Jacob Felle is a white, British, male filmmaker in his late thirties, and he is, essentially, a younger, better-looking, and smarter version of me, but with perhaps a slightly more feckless or error-prone personality.
Alex Bedford is a middle-aged African-American, female FBI agent, so in some ways she and I could not be more different. However, Alex is dogged and determined, loyal and compassionate—personality traits I’d like to think I share with her—and she has blind spots that can prevent her from seeing straight and which lead her into mistakes and missteps. I know the feeling.
As for the ten worst people in New York, I spent many enjoyable hours inside their grisly minds, and maybe I learned more about myself than I would have liked.

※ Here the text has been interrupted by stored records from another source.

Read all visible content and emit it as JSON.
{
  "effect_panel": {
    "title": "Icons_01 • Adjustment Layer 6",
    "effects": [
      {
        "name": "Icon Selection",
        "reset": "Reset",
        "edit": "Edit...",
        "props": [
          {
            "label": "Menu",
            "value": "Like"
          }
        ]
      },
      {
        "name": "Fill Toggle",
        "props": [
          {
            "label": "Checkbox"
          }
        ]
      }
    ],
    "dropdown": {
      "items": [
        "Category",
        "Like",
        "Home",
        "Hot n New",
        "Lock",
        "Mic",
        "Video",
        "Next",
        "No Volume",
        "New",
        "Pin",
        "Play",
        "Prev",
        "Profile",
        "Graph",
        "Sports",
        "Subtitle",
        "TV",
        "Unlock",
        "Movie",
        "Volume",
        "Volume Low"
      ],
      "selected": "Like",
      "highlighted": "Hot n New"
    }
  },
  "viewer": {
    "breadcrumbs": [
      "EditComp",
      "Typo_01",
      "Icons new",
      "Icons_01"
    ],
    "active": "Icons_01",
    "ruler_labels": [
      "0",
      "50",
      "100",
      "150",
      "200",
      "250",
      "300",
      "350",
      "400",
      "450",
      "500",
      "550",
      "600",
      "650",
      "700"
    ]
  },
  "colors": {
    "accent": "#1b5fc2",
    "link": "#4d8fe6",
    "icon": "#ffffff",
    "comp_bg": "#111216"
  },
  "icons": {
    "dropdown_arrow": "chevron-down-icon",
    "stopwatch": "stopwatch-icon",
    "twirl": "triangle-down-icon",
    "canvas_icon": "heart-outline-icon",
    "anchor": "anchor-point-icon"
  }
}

You can empathize with anyone if you put your mind to it, and to understand is not to condone, but let’s just say that I might have had a little too much fun inhabiting a corrupt real estate mogul, a disgraced Cardinal, a climate-change-denying professor...
What non-literary inspirations have influenced your writing?
With characters such as a ‘crooked real-estate mogul’ or ‘wealthy financer who is also a sexual predator’ or ‘conspiracy junkie who targets school shooting victims’, you could be forgiven if certain names from the real world spring to mind.
The truth is that aside from a headline resemblance to real-world individuals, all the characters in the book are figments of my imagination, and I tend not to be too influenced by current events.
That said, occasionally real life and fiction come a little too close for comfort, and one recent real-world event appear to validate a theme in The Ten Worst People in New York. You may have read about the fatal shooting on a New York street of a senior executive at a pharma company. The murder was portrayed by some media outlets not as a murder but as a vigilante slaying, and the killer was lauded on social media as a hero.
So my concept that the killers of the ten worst people in New York might attract a cult following for their crimes, and be lauded by the public for removing bad people from the city of New York, now appears to have a real-world precedent.
The vigilante slaying of the Ten Worst People in New York. It could happen.